I coughed, cleared my throat, continued. “Why did you put yourself in this position with him, Lea?”
“I didn’t have a choice. It’s this or flat-share. I can’t, Rose. I can’t live with random other people in my space. This… this act of prostitution I’m going to put myself through for him. I… it’s the only way I can hang on to what little I have. I get somewhere to live, access to events and society, the space to breathe and play my music. Time that I won’t get, otherwise. He’ll give me a stipend; more than enough to make sure I keep up appearances. He’ll use me as a showpiece. A drawcard for the department and the University – a cornerstone of the little empire he’s building. It’s better than the alternative.”
“But surely…”
“Surely… what? You think that there’s some benefactor out there who will help me out of the goodness of their heart? Someone who can magically conjure me a better life where I’m not working as an indentured servant to a power-mad man? This isn’t a fairy tale, Rose. This is real life. My life. It’s brutish, and painful, and… odds are it will be short. If you find a person who can change that, please do send them my way.”
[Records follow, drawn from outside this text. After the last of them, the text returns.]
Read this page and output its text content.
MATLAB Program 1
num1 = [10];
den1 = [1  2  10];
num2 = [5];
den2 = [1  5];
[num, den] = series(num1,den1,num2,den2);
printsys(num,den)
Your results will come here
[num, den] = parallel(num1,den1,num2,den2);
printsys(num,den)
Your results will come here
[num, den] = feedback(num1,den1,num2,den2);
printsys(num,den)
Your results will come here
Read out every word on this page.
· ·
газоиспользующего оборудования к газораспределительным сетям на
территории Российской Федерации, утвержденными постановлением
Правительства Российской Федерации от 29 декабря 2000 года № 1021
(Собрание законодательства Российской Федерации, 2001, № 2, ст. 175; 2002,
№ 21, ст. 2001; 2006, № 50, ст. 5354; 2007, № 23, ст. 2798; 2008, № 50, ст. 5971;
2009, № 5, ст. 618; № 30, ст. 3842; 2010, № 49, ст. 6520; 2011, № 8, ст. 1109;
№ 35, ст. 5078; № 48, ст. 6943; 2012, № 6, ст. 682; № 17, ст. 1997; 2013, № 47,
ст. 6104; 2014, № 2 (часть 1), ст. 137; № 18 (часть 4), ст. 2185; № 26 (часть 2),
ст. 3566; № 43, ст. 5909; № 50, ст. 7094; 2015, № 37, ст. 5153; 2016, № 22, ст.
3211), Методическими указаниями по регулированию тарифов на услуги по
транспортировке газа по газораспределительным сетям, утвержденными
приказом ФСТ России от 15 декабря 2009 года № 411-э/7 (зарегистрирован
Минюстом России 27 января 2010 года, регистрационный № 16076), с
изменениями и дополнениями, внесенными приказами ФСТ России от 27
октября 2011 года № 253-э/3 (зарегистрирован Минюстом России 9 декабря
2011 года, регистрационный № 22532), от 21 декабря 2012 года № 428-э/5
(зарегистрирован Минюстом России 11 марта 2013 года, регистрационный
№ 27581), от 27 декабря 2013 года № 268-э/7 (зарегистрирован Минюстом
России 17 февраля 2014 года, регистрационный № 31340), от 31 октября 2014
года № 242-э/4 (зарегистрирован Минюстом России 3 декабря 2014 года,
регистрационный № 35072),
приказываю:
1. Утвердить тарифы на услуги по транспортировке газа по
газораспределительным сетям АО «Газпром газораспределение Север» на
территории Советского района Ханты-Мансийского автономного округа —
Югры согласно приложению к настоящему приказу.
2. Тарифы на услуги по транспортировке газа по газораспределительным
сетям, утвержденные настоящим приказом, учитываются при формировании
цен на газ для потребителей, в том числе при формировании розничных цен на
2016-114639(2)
I closed my eyes, hunching in on myself as the sharp edge of her rage raked me. She saw, reached out, clasped my wrist tightly.
“I’m sorry. Oh God. I’m sorry, Rosie. I’m sorry. Please. I’m bitter. I didn’t mean that. I didn’t mean to hurt you of all people…”
“It’s… it’s ok. It’s just… this is so unfair.”
“I know. But this is my life. I have a roof over my head, enough to eat, money to put to my mum to make sure she’s ok. It’s better than lots of people get.”
She sighed.
“My dreams were just dreams after all. They started to fade when I was fifteen. I’ve… accepted that. This is what I have now.”
“You deserve a palace,” I whispered. I bit back the sob, forced it down and away into the black shadowy place where I hid all the Terrible Things.
“You are the only person who has ever thought that,” she said, smiling sadly at me. “Everyone else just sees… well, me.”
I shook my head, vehemently denying her words but unable to speak past the numbing blackness.
“Don’t be sad, Rose. Sometimes things just don’t end up how you thought they would. At least I had you in my life. I had something good.”
“I wish you’d never left,” I managed.
“Life happens. We can either let it break us or… step aside until we can stand again.”
I drained my wine glass, and coughed as the cheap wine burned my raw throat. She refilled it for me.
“So tell me about yourself,” she said, gently. “Tell me something nice. Let me hear that you’re at least doing better than this,” she added, glancing around at the spartan kitchen.